Exercise A: Problems in Licensing Scope and Strategy
1. Multimedia production. A YouTube phenomenon in a foreign country has developed a multimedia production from live performances of herself and her friends, clips downloaded from the Internet, “sampling” from CDs she bought, and pictures of her own and her friends’ artistry. The clip is about ten minutes long, and it’s terribly funny. Your client wants to post the clip on his own Website. What advice would you give? Could you think of any ways to save your client money?
2. Importation of electronic device. Your client is a California distributor
of consumer electronic devices. It would like to handle a new patented
device, made in Korea, with software designed in the U.S. The manufacturer
would require the distributor to do final assembly in California, as well as
to load and initialize the software from a master disk. Doing all this
would require your client to purchase special equipment and to hire one or possibly
two additional employees and train them to perform these functions. Your
client will need to license patents, copyrights and confidential information
for this purpose. What scope of license would you advise your client to
request? What other terms would you expect to see in a draft from the
manufacturer, and how would you advise your client to respond?
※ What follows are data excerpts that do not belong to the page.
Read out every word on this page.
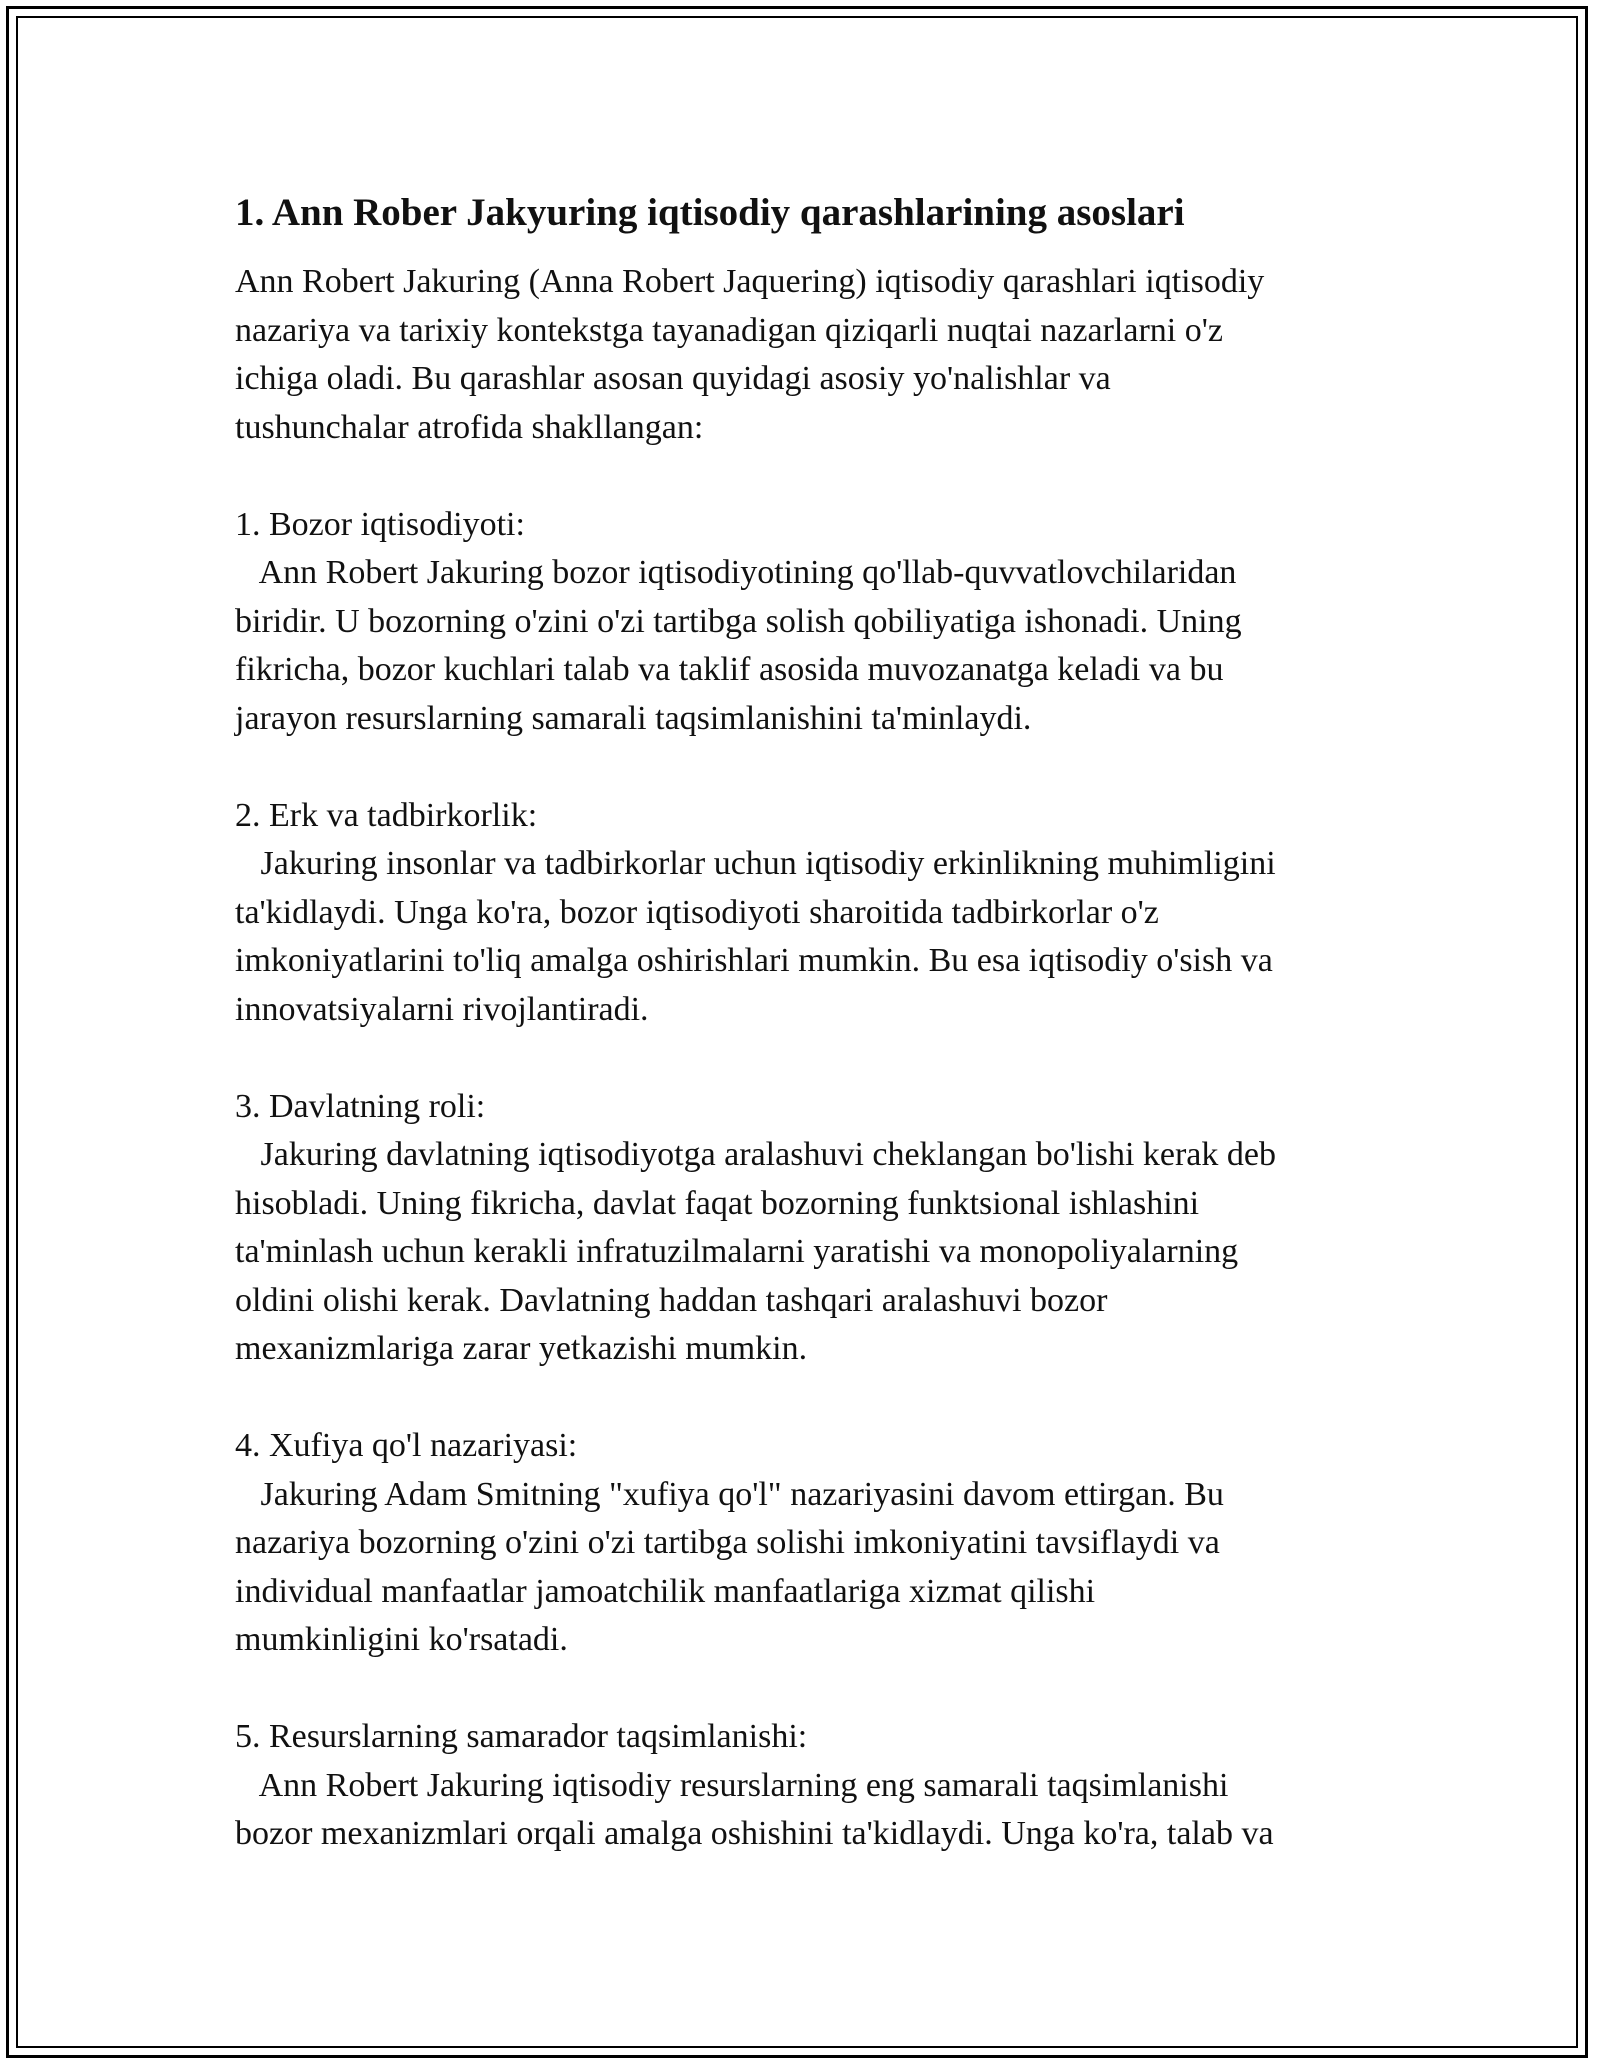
1. Ann Rober Jakyuring iqtisodiy qarashlarining asoslari
Ann Robert Jakuring (Anna Robert Jaquering) iqtisodiy qarashlari iqtisodiy
nazariya va tarixiy kontekstga tayanadigan qiziqarli nuqtai nazarlarni o'z
ichiga oladi. Bu qarashlar asosan quyidagi asosiy yo'nalishlar va
tushunchalar atrofida shakllangan:
1. Bozor iqtisodiyoti:
Ann Robert Jakuring bozor iqtisodiyotining qo'llab-quvvatlovchilaridan
biridir. U bozorning o'zini o'zi tartibga solish qobiliyatiga ishonadi. Uning
fikricha, bozor kuchlari talab va taklif asosida muvozanatga keladi va bu
jarayon resurslarning samarali taqsimlanishini ta'minlaydi.
2. Erk va tadbirkorlik:
Jakuring insonlar va tadbirkorlar uchun iqtisodiy erkinlikning muhimligini
ta'kidlaydi. Unga ko'ra, bozor iqtisodiyoti sharoitida tadbirkorlar o'z
imkoniyatlarini to'liq amalga oshirishlari mumkin. Bu esa iqtisodiy o'sish va
innovatsiyalarni rivojlantiradi.
3. Davlatning roli:
Jakuring davlatning iqtisodiyotga aralashuvi cheklangan bo'lishi kerak deb
hisobladi. Uning fikricha, davlat faqat bozorning funktsional ishlashini
ta'minlash uchun kerakli infratuzilmalarni yaratishi va monopoliyalarning
oldini olishi kerak. Davlatning haddan tashqari aralashuvi bozor
mexanizmlariga zarar yetkazishi mumkin.
4. Xufiya qo'l nazariyasi:
Jakuring Adam Smitning "xufiya qo'l" nazariyasini davom ettirgan. Bu
nazariya bozorning o'zini o'zi tartibga solishi imkoniyatini tavsiflaydi va
individual manfaatlar jamoatchilik manfaatlariga xizmat qilishi
mumkinligini ko'rsatadi.
5. Resurslarning samarador taqsimlanishi:
Ann Robert Jakuring iqtisodiy resurslarning eng samarali taqsimlanishi
bozor mexanizmlari orqali amalga oshishini ta'kidlaydi. Unga ko'ra, talab va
3. Exportation of catalyst. Your client has developed a
chemical catalyst that can be used in a wide range of chemical reactions to make
a wide range of different products. Patents on the catalyst and methods
of using it are pending in the United States and major foreign jurisdictions. Meanwhile,
your client is protecting the catalyst and its use as confidential information
and trade secrets. In response to general advertisements in chemical-industry
trade journals, your client has received inquiries from: (1) a multinational
pharmaceutical company regarding use in making drugs; (2) a U.S. consumer-products
company regarding use in making cosmetics; (3) an California company regarding
use in making paints; and (4) a European university regarding use in scientific
research. What scope of license would you advise your client to suggest
in its first proposal to each of these prospective licensees? What requests
or demands would you expect each of the four to make and why?
4. Distribution of cinematographic film. Your client is
an independent Washington film producer known for low-budget “artsy” films. Its
latest film won a prize at the Cannes Film Festival. Now many major film
distributors are seeking rights to market the film in the United States and abroad. What
licensing strategy would you advise your client to take?
5. University biotechnology assay. Your client is a major
research university, which owns all rights to a biotechnological method developed
by a Nobel-prize winning scientist. The method can detect the presence
of microbes and viruses in small samples of body fluids with astounding accuracy,
low cost and speed. A U.S. patent application on the method was filed
ten months ago. Requests for licenses
have been received from commercial firms and universities all over the world. Insofar
as scope is concerned, what licensing strategy would you recommend and why? Would
you give your client any other advice?
6. Drafting restraints effectively. In Exercise 4 above (Distribution of Cinematographic Film), your client has decided to license a major multinational movie distributor to manufacture and sell DVDs of the licensed film in the European Union only. If the license defines its subject as “the Film,” describe how you would draft the granting clause to impose the rights and territorial restraints most effectively from a legal standpoint.
7. Trademarked beverage license. Your client is an Australian
soft-drink manufacturer. Its new drink, sold under the trademark “Coolabong,” in
icy blue script, is a sensation. Patent are pending on the drink in Australia
and major international jurisdictions, and the trademark was registered in Australia
three months ago. Many soft-drink makers have asked for licenses to
make and sell the drink. Insofar as scope is concerned, what should be
your client’s licensing strategy? What special problems might you expect
to arise, and how would you solve them?